Pembrolizumab for angiosarcoma
Lead Investigator(s): Jung Ryul Kim and Kyu Yun Jang, Chonbuk National University Medical School, Korea
Key Publications
Sindhu S et al. Angiosarcoma treated successfully with anti-PD-1 therapy – a case report.
von Mehren M et al. Soft Tissue Sarcoma, Version 2.2022
About
Angiosarcoma (AS) is a rare and deadly cancer that forms in the lining of blood vessels and lymph vessels. In 2016, metastatic angiosarcoma was considered a uniformly fatal condition. However, an important study was performed by Kim (PLOS ONE, 2013) on five AS patients, which highlighted increased PDL1 staining in 4 of 5 AS patients. Though PDL1 expression can often indicate that a PD1 inhibitor may be effective, there had been no published instances in 2016 of AS patients being treated with an approved PD1 inhibitor such as pembrolizumab, which was initially approved for melanoma.
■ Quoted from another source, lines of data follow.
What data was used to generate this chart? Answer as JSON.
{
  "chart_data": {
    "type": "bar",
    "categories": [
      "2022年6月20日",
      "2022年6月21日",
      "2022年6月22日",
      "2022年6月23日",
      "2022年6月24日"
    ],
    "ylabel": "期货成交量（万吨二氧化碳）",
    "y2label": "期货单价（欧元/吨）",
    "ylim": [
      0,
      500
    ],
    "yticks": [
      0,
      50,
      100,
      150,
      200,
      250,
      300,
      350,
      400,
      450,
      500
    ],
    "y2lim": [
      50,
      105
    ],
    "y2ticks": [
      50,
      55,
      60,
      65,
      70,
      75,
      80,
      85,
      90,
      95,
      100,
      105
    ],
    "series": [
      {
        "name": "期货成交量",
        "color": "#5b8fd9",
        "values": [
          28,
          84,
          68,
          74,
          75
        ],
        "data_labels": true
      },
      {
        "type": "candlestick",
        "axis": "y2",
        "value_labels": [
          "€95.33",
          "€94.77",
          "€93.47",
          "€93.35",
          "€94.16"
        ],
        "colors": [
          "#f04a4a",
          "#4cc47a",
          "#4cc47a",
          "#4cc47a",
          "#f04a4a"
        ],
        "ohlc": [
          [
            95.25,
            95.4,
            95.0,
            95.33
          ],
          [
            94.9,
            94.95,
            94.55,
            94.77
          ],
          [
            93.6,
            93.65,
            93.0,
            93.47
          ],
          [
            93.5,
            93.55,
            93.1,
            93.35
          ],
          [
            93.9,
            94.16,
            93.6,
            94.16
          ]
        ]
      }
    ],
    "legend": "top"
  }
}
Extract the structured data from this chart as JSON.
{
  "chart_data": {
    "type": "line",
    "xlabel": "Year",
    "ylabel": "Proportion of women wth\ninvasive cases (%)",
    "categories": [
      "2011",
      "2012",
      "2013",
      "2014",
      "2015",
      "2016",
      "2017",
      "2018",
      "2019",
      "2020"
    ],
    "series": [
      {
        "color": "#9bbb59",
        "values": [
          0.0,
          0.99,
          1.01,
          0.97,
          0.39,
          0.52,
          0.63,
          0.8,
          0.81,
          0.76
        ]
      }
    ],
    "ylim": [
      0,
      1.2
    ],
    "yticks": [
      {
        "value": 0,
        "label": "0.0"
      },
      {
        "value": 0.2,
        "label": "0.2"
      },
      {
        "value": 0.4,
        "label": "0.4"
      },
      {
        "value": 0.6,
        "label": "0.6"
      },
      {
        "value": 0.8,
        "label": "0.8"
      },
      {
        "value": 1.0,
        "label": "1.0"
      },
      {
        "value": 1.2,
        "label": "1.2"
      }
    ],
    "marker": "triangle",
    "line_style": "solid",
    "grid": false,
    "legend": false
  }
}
When Dr. Fajgenbaum encountered a patient in 2016 with metastatic AS who was out of options, he requested PDL1 staining, which confirmed increased expression and, in a pioneering approach, treated an AS patient with the PD1 inhibitor pembrolizumab. Remarkably, as of 2025, this patient has remained in remission for over 9 years, and many more patients have been treated successfully with this treatment. The promising outcomes have since led to multiple clinical trials investigating PD1 inhibitors for AS and the recommendation of PD1 inhibitors for AS in NCCN Guidelines marking a significant shift in the treatment paradigm for this aggressive cancer.